Und die Tatsache, dass auch Tim Frazer eine gegen den Strich gelesene bzw. umgedeutete literarische Figur war. Frazer war die Erfindung des britischen Schriftstellers und Hörspielautors Francis Durbridge. Die Krimis des Briten waren in der Bundesrepublik sowieso sehr populär und wurden auch für Fernsehen und Kino adaptiert. Auch der Reihe um die Figur Tim Frazer wurde eine sechsteilige , eponyme Fernsehserie gewidmet, die der WDR Anfang 1963 ausstrahlte. TIM FRAZER JAGT DEN GEHEIMNISVOLLEN MISTER X orientierte sich allerdings weder an den Romanen und Hörspielen Durbridges, noch an seinem Stil: Tim Frazer ist nur der Name für einen komplett unabhängigen Film – der gleichwohl offensichtlich an den überwältigenden Erfolg der TV-Serie anknüpfen wollte. Das ging freilich nach hinten los: die Zuschauer erwarteten etwas anderes und der Film wurde dafür gerügt, dass er mit dem „echten“ Tim Frazer nichts zu tun habe.
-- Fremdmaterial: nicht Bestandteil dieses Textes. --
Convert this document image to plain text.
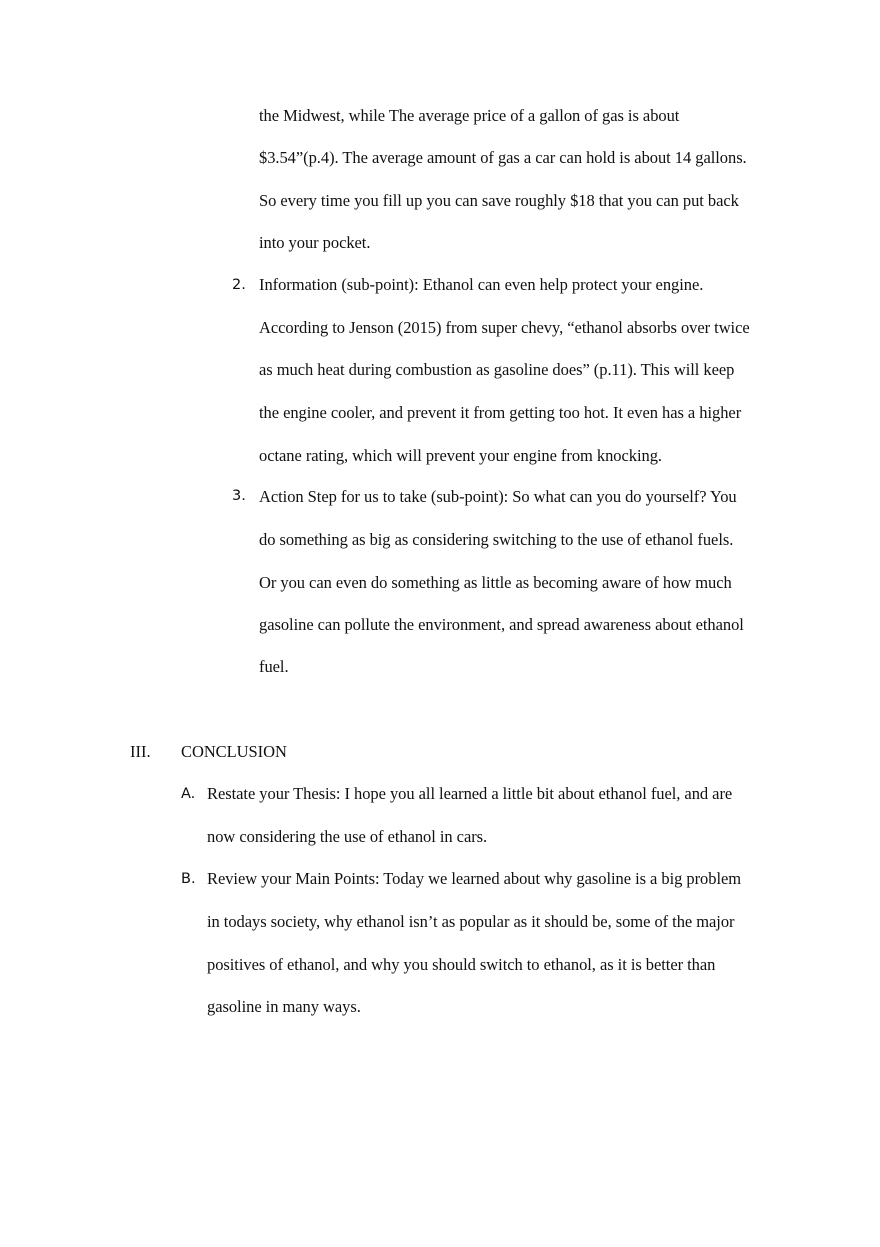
the Midwest, while The average price of a gallon of gas is about
$3.54”(p.4). The average amount of gas a car can hold is about 14 gallons.
So every time you fill up you can save roughly $18 that you can put back
into your pocket.
2. Information (sub-point): Ethanol can even help protect your engine.
According to Jenson (2015) from super chevy, “ethanol absorbs over twice
as much heat during combustion as gasoline does” (p.11). This will keep
the engine cooler, and prevent it from getting too hot. It even has a higher
octane rating, which will prevent your engine from knocking.
3. Action Step for us to take (sub-point): So what can you do yourself? You
do something as big as considering switching to the use of ethanol fuels.
Or you can even do something as little as becoming aware of how much
gasoline can pollute the environment, and spread awareness about ethanol
fuel.
III. CONCLUSION
A. Restate your Thesis: I hope you all learned a little bit about ethanol fuel, and are
now considering the use of ethanol in cars.
B. Review your Main Points: Today we learned about why gasoline is a big problem
in todays society, why ethanol isn’t as popular as it should be, some of the major
positives of ethanol, and why you should switch to ethanol, as it is better than
gasoline in many ways.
TIM FRAZER JAGT DEN GEHEIMNISVOLLEN MR. X war der erste, eigene, abendfüllende Film des gebürtigen Wieners Ernst Hofbauer als Regisseur. In den späten 1940er und in den 1950er Jahren hatte er erste Erfahrungen im Kinogeschäft als Produktionsdesigner und Regieassistent bei österreichischen und bundesdeutschen Filmen gesammelt. In WIENER LUFT (1958) und AUCH MÄNNER SIND KEINE ENGEL (1959) teilte er sich die Regie-Credits mit Karl Leiter (der seine Filmkarriere 1920 begonnen hatte) und Walter Kolm-Veltée. Ein breites Publikum erreichte Hofbauer zunächst im Fernsehen, als Regisseur der ersten beiden Staffeln der äußerst populären Serie PERCY STUART im Jahre 1969. Ein Jahr drehte Hofbauer SCHULMÄDCHEN-REPORT: WAS ELTERN NICHT FÜR MÖGLICH HALTEN: nach Zuschauerzahlen noch 43 Jahre später der fünfterfolgreichste deutsche Film in deutschen Kinos. Der Erfolg führte in den nächsten zehn Jahren zu zwölf Fortsetzungen, die mehrheitlich ebenfalls vom Österreicher inszeniert wurden. Hofbauer blieb dem Sexfilm-Genre weitestgehend treu, drehte aber auch als Co-Regisseur Action- und Abenteuerfilme in der Türkei und in Hong Kong. Nur wenige Wochen nach der Premiere von RASPUTIN: ORGIEN AM ZAREN HOF starb Hofbauer mit nur 58 Jahren in München. Trotzdem er wie erwähnt Regisseur eines der fünf erfolgreichsten deutschen Filme überhaupt war, dürfte er den meisten deutschen Zuschauern unbekannt sein. In der deutschen Blogsphäre ist Hofbauer aber nicht unbekannt, hat ihn doch schließlich eine Untergruppe der Eskalierenden Träumer zu ihrem Heiligen Schutzpatron erklärt. Über den „Edgar G. Ulmer des deutschen Erotikfilms“ und seine Werke kann man bei „Eskalierende Träume“ mehr lesen.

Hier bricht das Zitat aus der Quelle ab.